Friday: Jesus delivered to Pilate and the Crucifixion (Matthew 27)


This scripture also takes place only moments before Matthew 23:37, in which Jesus cries:

“Oh Jerusalem, Jerusalem, the city that kills the prophets and stones those who are sent to it! How often would I have gathered your children together as a hen gathered her brood under her wings, but you were not willing!”

Jesus is not idly engaging in a battle of wits with the Pharisees. He no more wants the Pharisee to perish than the prostitute or the tax-collector. As mentioned before, the only difference between a Pharisee and a prostitute is that a prostitute acknowledges their sinful nature and spiritual ignorance. When Christ gives the prostitute a definition of the Messiah, the prostitute is more likely to accept it at face value. The Pharisee, however, has dedicated his life to study and purification; he is less likely to see himself in need of salvation and more likely to reject this new definition of the disciple based on his own definition.

So Jesus asks this impossible question of the Pharisees to open their eyes.

Jesus’ answer to the Pharisee’s question is also meant to instruct. When he distills all 613 commands to two commands, he isn’t doing any favors. “On these two laws,” Jesus says, “hang all the Laws and the Prophets.” This means that if we are not loving God with all our heart, soul and mind—if we, for example, designate room in our heart, soul, and mind for something else—then we have broken all 613 commandments.

This is somber news deserving of much thought. It is more than telling that upon hearing this news, the Pharisees were not thinking about their own inadequacy, but the best way in which they could kill the very God in whom they were commanded to love.

That Jesus mentions the commandments immediately after this somber news is no mistake. Although we could never fulfill these commandments on our own, this Messiah offers us a way to become free from the weight of our own sins and imperfections. While the Messiah does not offer us physical freedom—in fact, he promises the opposite—he does grant us the freedom to follow all 613 commandments. He makes it possible for us to truly love God with all our heart, soul, and mind (as well as love our neighbors as ourselves).

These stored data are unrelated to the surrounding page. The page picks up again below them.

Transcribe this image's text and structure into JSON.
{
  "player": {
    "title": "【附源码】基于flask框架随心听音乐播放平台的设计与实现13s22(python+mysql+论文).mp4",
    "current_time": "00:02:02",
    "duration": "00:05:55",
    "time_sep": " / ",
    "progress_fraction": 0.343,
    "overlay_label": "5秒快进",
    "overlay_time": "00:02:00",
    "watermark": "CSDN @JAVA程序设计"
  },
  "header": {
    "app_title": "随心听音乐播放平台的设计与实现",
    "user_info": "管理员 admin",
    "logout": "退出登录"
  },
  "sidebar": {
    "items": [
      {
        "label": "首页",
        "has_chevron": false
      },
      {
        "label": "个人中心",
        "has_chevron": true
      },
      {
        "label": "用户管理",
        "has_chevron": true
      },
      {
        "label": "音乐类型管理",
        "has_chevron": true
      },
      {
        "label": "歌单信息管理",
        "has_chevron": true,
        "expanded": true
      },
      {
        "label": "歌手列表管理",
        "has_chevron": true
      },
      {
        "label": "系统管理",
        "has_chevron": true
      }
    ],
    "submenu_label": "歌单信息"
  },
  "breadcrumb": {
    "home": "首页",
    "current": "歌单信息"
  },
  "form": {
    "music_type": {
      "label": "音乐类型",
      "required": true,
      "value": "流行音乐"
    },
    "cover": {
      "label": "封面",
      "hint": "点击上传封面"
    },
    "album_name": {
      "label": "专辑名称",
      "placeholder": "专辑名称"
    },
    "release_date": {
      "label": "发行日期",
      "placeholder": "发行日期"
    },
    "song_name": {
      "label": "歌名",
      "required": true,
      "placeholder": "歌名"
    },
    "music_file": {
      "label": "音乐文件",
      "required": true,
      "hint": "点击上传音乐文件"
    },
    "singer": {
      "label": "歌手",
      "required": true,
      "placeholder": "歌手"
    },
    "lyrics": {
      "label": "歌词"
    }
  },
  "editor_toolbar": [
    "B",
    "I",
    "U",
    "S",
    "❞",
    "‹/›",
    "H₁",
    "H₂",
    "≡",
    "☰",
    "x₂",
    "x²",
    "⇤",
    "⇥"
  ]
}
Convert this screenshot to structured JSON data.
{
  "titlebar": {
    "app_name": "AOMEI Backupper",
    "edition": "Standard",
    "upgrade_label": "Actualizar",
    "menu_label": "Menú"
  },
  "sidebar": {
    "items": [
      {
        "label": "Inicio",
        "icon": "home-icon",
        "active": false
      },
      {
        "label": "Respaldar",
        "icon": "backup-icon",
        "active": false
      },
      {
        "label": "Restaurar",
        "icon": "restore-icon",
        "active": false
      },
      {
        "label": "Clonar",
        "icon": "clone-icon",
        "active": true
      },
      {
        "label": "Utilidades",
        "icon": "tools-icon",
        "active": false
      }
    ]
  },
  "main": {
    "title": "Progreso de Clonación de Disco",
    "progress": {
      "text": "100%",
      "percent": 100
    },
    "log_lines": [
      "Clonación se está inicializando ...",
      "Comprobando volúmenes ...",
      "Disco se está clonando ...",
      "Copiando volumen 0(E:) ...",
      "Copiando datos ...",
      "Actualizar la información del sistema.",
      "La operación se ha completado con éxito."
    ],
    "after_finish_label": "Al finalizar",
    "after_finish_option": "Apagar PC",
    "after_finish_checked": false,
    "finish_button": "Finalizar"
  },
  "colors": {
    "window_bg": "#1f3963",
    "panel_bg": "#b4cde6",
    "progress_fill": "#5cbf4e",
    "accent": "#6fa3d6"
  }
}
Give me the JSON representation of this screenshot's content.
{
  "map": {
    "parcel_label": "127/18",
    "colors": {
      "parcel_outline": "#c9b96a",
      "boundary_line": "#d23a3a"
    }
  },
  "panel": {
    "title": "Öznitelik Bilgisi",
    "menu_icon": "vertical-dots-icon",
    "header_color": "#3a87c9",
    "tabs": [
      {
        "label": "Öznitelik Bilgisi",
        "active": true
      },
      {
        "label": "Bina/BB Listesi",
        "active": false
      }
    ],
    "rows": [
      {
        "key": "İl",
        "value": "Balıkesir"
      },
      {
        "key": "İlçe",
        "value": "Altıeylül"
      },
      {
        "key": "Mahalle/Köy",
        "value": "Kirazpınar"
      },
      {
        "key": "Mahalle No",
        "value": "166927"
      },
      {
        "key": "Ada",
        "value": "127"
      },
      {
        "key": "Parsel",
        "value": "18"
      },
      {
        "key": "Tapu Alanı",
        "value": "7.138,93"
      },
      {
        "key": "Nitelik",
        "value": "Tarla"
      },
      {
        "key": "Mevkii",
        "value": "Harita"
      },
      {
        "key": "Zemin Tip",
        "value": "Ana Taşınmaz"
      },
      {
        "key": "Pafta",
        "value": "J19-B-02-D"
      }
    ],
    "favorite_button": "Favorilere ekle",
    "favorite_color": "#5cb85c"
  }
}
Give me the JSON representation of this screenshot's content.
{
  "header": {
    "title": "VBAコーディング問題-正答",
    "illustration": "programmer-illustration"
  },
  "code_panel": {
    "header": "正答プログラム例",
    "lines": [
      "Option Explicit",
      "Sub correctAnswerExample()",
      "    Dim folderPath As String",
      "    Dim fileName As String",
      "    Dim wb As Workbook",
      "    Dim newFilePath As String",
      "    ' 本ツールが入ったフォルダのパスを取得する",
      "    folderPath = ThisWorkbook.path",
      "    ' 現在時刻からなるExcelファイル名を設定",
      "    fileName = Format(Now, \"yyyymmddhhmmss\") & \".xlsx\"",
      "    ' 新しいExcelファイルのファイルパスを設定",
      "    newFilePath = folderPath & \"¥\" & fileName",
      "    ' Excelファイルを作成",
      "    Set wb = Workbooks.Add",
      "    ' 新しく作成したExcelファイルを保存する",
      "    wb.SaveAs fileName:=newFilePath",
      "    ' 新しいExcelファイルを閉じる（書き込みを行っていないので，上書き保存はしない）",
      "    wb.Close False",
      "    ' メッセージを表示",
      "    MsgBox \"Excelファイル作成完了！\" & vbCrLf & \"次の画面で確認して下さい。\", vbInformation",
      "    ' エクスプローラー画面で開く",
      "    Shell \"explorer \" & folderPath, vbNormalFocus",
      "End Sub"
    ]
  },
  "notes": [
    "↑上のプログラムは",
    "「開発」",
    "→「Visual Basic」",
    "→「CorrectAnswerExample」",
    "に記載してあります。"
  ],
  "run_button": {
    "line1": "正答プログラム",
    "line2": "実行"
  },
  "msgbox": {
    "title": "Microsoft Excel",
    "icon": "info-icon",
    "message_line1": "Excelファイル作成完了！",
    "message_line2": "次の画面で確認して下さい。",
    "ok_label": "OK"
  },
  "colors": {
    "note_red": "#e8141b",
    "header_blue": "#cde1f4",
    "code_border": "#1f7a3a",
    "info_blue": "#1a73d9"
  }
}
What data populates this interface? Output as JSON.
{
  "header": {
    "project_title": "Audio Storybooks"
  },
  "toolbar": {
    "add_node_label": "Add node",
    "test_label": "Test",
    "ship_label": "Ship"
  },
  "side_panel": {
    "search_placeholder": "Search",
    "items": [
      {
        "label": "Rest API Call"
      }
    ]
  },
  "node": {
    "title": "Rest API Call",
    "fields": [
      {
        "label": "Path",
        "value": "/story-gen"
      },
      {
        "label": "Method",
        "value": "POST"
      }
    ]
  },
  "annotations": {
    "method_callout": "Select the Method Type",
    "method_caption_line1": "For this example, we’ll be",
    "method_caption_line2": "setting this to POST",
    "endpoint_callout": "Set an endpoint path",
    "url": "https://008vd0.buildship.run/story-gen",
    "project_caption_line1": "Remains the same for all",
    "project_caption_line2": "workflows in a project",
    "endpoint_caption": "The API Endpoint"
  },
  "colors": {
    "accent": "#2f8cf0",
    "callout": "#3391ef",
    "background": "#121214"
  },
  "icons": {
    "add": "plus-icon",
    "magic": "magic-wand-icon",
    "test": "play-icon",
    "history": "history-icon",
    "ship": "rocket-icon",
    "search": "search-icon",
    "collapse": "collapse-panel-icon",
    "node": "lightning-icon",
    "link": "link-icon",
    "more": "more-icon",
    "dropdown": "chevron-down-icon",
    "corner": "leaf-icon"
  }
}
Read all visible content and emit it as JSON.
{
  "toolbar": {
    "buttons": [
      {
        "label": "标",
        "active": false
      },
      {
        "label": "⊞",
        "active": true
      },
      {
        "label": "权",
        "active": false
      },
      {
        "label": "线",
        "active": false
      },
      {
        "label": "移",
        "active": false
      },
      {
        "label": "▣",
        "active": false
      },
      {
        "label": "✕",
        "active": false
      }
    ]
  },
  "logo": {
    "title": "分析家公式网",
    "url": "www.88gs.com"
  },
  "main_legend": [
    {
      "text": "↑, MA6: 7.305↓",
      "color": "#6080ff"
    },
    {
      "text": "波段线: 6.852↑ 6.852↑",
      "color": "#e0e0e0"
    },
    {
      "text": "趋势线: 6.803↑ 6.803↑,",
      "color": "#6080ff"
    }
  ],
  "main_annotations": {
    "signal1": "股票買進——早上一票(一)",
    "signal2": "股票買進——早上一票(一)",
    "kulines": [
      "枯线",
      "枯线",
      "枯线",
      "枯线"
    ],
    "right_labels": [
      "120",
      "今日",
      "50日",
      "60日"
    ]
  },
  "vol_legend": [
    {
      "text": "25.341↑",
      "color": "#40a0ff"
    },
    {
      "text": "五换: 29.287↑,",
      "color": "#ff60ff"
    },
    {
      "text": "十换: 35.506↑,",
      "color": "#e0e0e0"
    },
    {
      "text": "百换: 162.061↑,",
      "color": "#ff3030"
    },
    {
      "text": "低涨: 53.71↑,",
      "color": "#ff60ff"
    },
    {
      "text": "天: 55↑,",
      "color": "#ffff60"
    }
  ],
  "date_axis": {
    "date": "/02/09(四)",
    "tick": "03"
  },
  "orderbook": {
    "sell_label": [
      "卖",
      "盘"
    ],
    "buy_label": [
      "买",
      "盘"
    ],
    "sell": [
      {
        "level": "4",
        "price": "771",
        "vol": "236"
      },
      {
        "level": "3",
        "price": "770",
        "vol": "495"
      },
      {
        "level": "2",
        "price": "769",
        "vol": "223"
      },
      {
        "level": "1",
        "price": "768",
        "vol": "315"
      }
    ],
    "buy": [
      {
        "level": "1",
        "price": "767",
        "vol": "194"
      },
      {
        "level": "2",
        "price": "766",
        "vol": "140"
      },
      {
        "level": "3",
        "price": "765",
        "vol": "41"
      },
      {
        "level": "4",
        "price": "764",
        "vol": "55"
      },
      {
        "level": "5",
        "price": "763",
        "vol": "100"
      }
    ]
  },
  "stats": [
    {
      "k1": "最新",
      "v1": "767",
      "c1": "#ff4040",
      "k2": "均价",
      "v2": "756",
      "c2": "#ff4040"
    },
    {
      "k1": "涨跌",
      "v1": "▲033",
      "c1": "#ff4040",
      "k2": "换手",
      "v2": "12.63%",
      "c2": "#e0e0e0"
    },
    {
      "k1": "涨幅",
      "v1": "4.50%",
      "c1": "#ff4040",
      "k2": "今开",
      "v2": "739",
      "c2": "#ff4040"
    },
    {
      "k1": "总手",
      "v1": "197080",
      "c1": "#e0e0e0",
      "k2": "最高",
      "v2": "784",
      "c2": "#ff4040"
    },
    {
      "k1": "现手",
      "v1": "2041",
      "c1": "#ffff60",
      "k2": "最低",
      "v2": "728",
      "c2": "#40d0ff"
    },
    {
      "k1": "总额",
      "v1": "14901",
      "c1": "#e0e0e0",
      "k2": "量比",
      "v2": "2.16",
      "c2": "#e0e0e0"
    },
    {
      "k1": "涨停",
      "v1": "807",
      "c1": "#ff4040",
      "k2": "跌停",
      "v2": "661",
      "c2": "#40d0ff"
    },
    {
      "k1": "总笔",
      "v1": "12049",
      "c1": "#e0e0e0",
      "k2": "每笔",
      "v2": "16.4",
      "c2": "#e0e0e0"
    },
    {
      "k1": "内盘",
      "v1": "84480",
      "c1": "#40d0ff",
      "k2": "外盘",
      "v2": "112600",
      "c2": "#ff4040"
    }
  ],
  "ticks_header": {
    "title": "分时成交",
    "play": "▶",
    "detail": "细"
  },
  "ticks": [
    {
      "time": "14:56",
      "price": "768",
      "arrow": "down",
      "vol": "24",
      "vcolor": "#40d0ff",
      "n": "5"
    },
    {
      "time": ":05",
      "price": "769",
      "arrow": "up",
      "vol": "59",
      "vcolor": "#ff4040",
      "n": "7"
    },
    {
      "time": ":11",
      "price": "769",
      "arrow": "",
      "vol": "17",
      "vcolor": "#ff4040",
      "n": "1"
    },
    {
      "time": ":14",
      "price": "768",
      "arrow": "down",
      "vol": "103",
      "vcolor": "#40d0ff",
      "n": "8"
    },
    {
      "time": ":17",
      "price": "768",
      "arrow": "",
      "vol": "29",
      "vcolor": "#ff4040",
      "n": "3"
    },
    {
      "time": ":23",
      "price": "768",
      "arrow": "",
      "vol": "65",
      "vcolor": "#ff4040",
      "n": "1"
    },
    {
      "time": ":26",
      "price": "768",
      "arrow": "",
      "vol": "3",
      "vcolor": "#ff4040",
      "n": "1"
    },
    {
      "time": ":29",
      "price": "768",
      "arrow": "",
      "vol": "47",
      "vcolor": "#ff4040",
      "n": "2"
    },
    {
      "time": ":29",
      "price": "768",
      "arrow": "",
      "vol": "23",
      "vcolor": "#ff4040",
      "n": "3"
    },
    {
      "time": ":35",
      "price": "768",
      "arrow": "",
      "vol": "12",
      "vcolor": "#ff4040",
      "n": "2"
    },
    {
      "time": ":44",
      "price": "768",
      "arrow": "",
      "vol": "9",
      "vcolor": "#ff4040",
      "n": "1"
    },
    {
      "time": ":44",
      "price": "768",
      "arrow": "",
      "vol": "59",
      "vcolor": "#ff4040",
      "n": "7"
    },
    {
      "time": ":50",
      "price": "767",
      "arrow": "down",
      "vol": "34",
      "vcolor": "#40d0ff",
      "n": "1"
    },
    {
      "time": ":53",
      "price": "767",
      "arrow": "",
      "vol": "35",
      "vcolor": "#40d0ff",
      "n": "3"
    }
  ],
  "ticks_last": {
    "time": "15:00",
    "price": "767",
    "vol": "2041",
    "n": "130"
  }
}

This question isn’t just being presented to the Pharisees, however. Just like he asked Peter, Jesus is now asking you, “Who do you say I am?” (Mark 8:29) Will you say that he is the Messiah, the Son of the Living God? Or will you, like the Pharisees, completely overlook his importance? You have the freedom to answer in any way you choose; only, be honest. We can lie to one another, but we can never lie to Christ.

[1] Christopher Loveless, Strange Eventful History: The Story of the Saint (, 2012), 95-96.